The healthcare sector needs an established and secure solution. Staff deserves to have a reliable, and user friendly application. But sadly, despite the best efforts of several vendors, you can’t please both sides and deliver a product that would be well-approved both by the compliance sector and the actual workforce.
For example, on March 9th of this year, Hopsify became the first clinical messaging app to be made available on the NHS Apps Library.
The app was subjected to thorough testing and passed the requirements drawn out by various NHS organisations and regulatory bodies. Hospify highlights that it doesn’t collect background data, that it has a built-in password functionality, and that it masks email and phone numbers. In the app you can create groups, share photos, and collaborate on cases.
“Hospify messages are sent using secure end-to-end encryption, are accessed using a 6-digit pin-code, and are automatically deleted from our servers after delivery and your phone after 30 days.”
While Hospify seems to address important on-field issues, it does not seem to be consistent or fluent enough to replace the more established messengers, at least for now. And as practice shows, our lives, and our privacy through secondary factors, are left for medical’s professional’s sound judgement.

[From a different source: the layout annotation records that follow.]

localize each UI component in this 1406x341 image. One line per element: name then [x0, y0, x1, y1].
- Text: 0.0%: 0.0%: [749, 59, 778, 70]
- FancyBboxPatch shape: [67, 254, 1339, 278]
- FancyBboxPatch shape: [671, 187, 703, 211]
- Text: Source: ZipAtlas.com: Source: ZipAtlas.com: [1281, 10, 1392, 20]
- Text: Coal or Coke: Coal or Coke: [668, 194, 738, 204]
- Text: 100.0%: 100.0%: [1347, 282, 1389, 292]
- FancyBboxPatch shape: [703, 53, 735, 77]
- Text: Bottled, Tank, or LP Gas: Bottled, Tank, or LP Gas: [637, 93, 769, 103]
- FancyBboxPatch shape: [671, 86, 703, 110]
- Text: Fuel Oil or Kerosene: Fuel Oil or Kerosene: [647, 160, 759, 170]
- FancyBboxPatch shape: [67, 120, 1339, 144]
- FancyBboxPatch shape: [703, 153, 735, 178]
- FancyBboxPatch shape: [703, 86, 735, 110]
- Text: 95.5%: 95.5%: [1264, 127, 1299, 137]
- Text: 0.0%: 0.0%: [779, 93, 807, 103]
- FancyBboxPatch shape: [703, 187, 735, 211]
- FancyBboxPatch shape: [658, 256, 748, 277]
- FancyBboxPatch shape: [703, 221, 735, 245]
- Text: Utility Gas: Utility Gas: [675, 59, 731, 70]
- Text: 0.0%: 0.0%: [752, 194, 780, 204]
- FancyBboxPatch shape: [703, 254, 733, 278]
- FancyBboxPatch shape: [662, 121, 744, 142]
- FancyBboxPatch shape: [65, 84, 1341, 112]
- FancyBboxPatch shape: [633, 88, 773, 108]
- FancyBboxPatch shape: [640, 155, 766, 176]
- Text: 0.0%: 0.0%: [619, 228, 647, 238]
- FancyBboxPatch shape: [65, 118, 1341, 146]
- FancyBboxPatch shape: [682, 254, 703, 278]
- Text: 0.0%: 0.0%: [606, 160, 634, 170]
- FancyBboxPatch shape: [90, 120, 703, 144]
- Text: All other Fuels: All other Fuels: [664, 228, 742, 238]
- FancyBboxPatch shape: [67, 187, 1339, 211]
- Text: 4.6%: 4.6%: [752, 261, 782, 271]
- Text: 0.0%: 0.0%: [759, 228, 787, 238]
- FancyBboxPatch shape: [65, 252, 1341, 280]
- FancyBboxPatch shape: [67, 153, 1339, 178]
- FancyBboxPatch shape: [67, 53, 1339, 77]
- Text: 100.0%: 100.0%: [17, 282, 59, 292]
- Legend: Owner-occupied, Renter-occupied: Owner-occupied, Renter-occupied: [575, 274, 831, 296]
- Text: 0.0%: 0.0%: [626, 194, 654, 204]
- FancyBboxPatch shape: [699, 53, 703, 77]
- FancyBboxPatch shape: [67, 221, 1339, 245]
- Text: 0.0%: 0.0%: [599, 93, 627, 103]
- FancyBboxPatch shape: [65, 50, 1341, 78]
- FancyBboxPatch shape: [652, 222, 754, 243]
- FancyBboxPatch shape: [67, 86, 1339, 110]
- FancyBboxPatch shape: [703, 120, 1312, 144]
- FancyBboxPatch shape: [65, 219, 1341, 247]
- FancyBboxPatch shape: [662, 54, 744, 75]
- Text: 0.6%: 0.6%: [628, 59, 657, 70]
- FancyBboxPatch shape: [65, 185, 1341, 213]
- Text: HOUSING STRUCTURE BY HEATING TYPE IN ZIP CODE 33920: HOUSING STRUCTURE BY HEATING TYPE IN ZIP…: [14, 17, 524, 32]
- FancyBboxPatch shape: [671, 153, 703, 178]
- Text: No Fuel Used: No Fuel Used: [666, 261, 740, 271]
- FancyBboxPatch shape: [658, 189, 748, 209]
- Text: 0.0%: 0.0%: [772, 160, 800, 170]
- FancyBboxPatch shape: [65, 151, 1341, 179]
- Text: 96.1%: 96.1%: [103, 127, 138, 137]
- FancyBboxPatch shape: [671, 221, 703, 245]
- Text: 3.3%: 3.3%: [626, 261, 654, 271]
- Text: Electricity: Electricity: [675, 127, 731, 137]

There’s a lot of responsibility on the shoulders of these people already, so putting even more weight on them would be inhuman. With all that being said, let’s revise some of the barebone requirements instant messengers for medical workers should follow:
- Mobile data and confidential medical information has to be encrypted both in rest and in transit.
- Photos and media files like patient charts, X-rays, and scan images also have to be encrypted.
- Past messages and communication media must be reliably archived and backed up.
- Personally identifiable information or test results should not be displayed in push notifications, nor be available without providing authentication factors.
- Protection from unauthorized entry should be in place, in case the device is stolen or lost.
These are only the roughest guidelines that we could bring up, but at the time when the use of instant messengers in healthcare is self-administered, every little piece of information counts.
Instant messengers have become indispensable, and healthcare sorely needs a solution that would satisfy every side involved. Venors, healthcare professionals and policymakers must come to an agreement to find a way of moving forward
Until then, the privacy and confidentiality of the patients, just like their lives, are in the hands of medical practitioners, quite literally.
StealthTalk app may not be tailored for the first-need of healthcare professionals, but we still care about data security of patients, and job security of people who sacrifice themselves for the greater good.